The key bit Do you really want to be doing what you're doing in five years time, or would you rather AI, quantum computing and a whole load of technology took the robot out of you, freed you up to do more amazing work, to do the creative human things that you would enjoy, or something else? Those who embrace the future, who are open to change, have agility, you know, in their own learning, never mind their own businesses won't suffer from what I call AI or digital Darwinism, which is those business that hope the world is changing. They'll not do anything at all, and I don't wish that on anyone, but I do see it a lot. Look, this is a fad. This isn't a fad. Look, you know technology well, it'll go away. It won't go away. You know, am I going to buy, you know, a headset that allows me to see a cartoon body?

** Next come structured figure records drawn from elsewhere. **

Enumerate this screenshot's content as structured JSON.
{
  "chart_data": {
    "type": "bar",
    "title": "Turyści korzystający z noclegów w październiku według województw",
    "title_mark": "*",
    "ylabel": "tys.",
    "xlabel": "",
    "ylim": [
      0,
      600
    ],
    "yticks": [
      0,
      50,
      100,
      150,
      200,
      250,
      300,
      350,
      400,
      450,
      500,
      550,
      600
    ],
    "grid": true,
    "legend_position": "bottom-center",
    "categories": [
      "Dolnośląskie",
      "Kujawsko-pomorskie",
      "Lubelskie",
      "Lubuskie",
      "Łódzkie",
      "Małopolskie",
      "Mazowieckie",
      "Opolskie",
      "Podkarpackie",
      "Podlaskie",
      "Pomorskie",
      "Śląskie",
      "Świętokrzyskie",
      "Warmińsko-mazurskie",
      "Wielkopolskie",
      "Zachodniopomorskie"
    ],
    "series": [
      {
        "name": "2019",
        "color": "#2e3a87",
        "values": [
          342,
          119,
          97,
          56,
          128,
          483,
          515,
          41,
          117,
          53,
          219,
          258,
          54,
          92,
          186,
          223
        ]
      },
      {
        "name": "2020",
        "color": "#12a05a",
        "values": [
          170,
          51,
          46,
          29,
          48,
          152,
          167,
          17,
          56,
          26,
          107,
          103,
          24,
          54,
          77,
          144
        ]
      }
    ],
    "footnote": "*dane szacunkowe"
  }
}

Know, that was nonsensical. Was I going to buy blockchain at the prices it's at at the moment? I can't work that one out myself, but this is a different era. Digital tech works. Saas works, cloud works, ai works, you know agentics works. So don't practice digital Darwinism.

Kieran Gilmurray:

But my man is look, if you're a business that's constantly agile, constantly changing, constantly investing in your tech and your people, constantly looking ahead and testing and trying things, you will succeed. It doesn't need to be that complicated. For me, it's one of the most exciting times ever, if you put your head up and don't put your head down in the sand. So look, the future's uncertain. Certain key trends will happen. Ai will be a massive one of those and all its variations. But I would suggest a trend that I've seen over the decades is we will survive as humans. Those of us who embrace change make more productive, more valuable things. Those that don't, they'll probably struggle, and I wish that no one. So if this is a call to arms to tell people to move, please move folks. Run and run fast and keep running over the length and breadth of your career. Someone once said to me you can choose comfort or you can choose growth. Both are painful, but, trust me, growth in the longer term is a lot less painful than sitting doing nothing.